In dbt your focus is on SQL + YAML + Jinja data transformation but also what the outcome should look like. By default the output is a VIEW and in fact, when you trace your log you will see a CREATE OR REPLACE VIEW statement however dbt supports other materializations as well, they are:
b) tables — execution of views means you are repeating the code logic every time you use the view, if the outcome is used by multiple downstream models then the option to create db models as a table can be used instead. This is a CTAS (create table as) statement and replaces the model outcome at every execution.
c) ephemeral — to the casual observer they are views that are not stored anywhere; to the SQL literate, they are CTEs (common table expressions) however the difference here is that unlike standard SQL these CTEs can be reused anywhere and defined once. A standard SQL CTE must be utilized by the immediate subsequent SELECT statement, a dbt ephemeral materialization turns a CTE into reusable SQL snippets!

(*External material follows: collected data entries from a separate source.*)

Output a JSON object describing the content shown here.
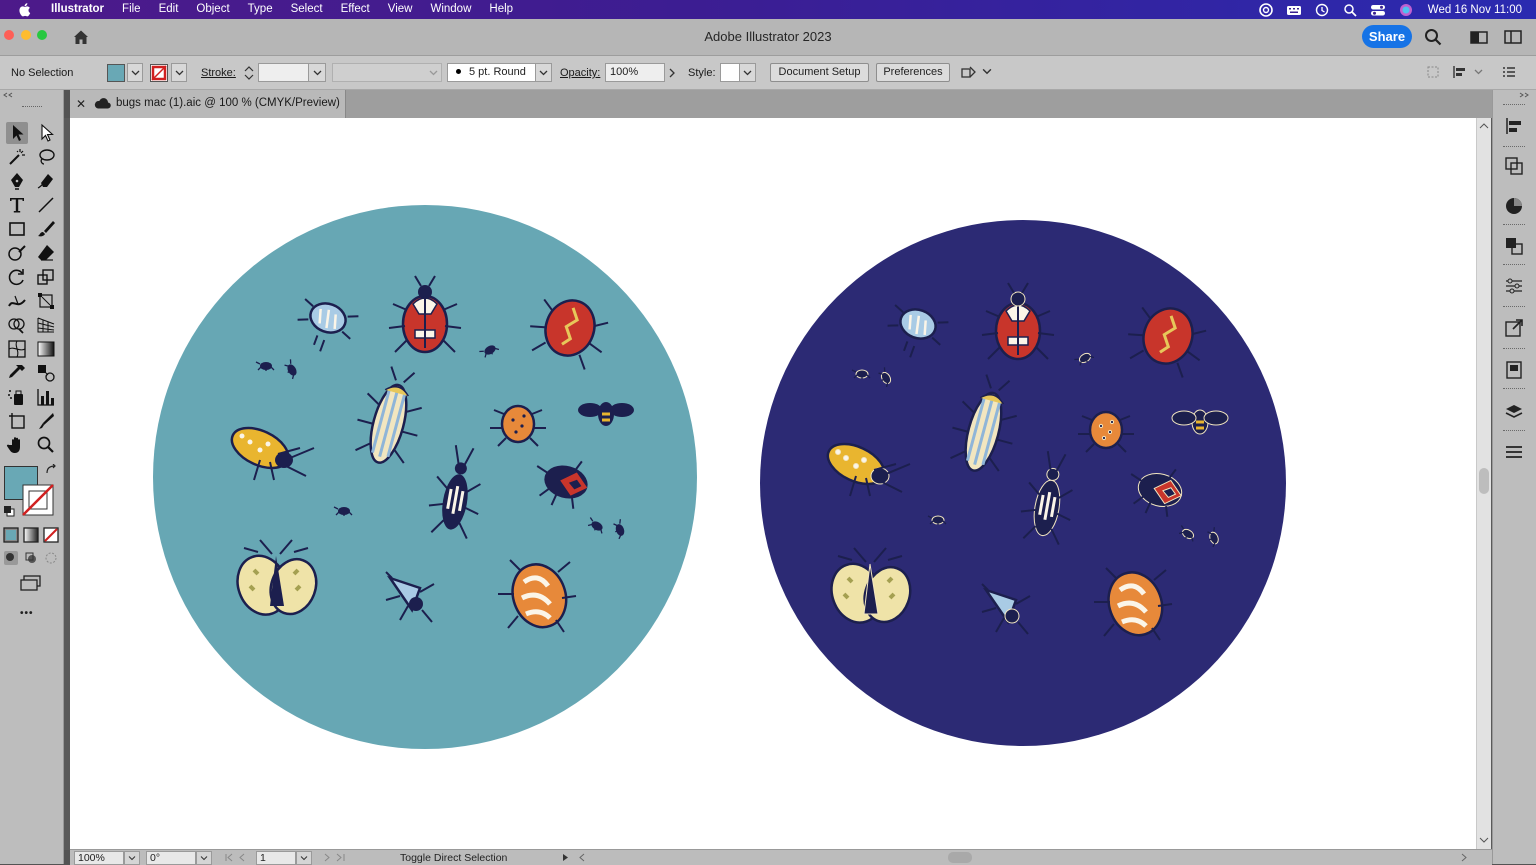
{
  "menubar": {
    "app_name": "Illustrator",
    "items": [
      "File",
      "Edit",
      "Object",
      "Type",
      "Select",
      "Effect",
      "View",
      "Window",
      "Help"
    ],
    "clock": "Wed 16 Nov  11:00"
  },
  "titlebar": {
    "title": "Adobe Illustrator 2023",
    "share_label": "Share"
  },
  "control_bar": {
    "selection_status": "No Selection",
    "fill_color": "#69a8b5",
    "stroke_label": "Stroke:",
    "brush_value": "5 pt. Round",
    "opacity_label": "Opacity:",
    "opacity_value": "100%",
    "style_label": "Style:",
    "document_setup_label": "Document Setup",
    "preferences_label": "Preferences"
  },
  "document_tab": {
    "title": "bugs mac (1).aic @ 100 % (CMYK/Preview)",
    "close_glyph": "✕"
  },
  "toolbar": {
    "fill_color": "#69a8b5",
    "more_glyph": "•••"
  },
  "artboard": {
    "left_circle_color": "#67a7b4",
    "right_circle_color": "#2c2a74"
  },
  "status_bar": {
    "zoom": "100%",
    "rotation": "0°",
    "artboard_number": "1",
    "current_tool": "Toggle Direct Selection"
  }
}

d) incremental — when rebuilding a target table at every run is not a cost-effective option your next bet is using an incremental model, i.e. insert new records at every run. You can define a unique key to insert new records by and programmatically (using Jinja and SQL) to ensure only new records are inserted and dbt takes care of generating the INSERT INTO or MERGE INTO on your behalf.
e) snapshots — these are your slowly changing dimension (SCD) type, 2 models. Dbt takes care of the start and end dates on your behalf and you configure how new records are determined, either by a timestamp column or by the record values by a parent key.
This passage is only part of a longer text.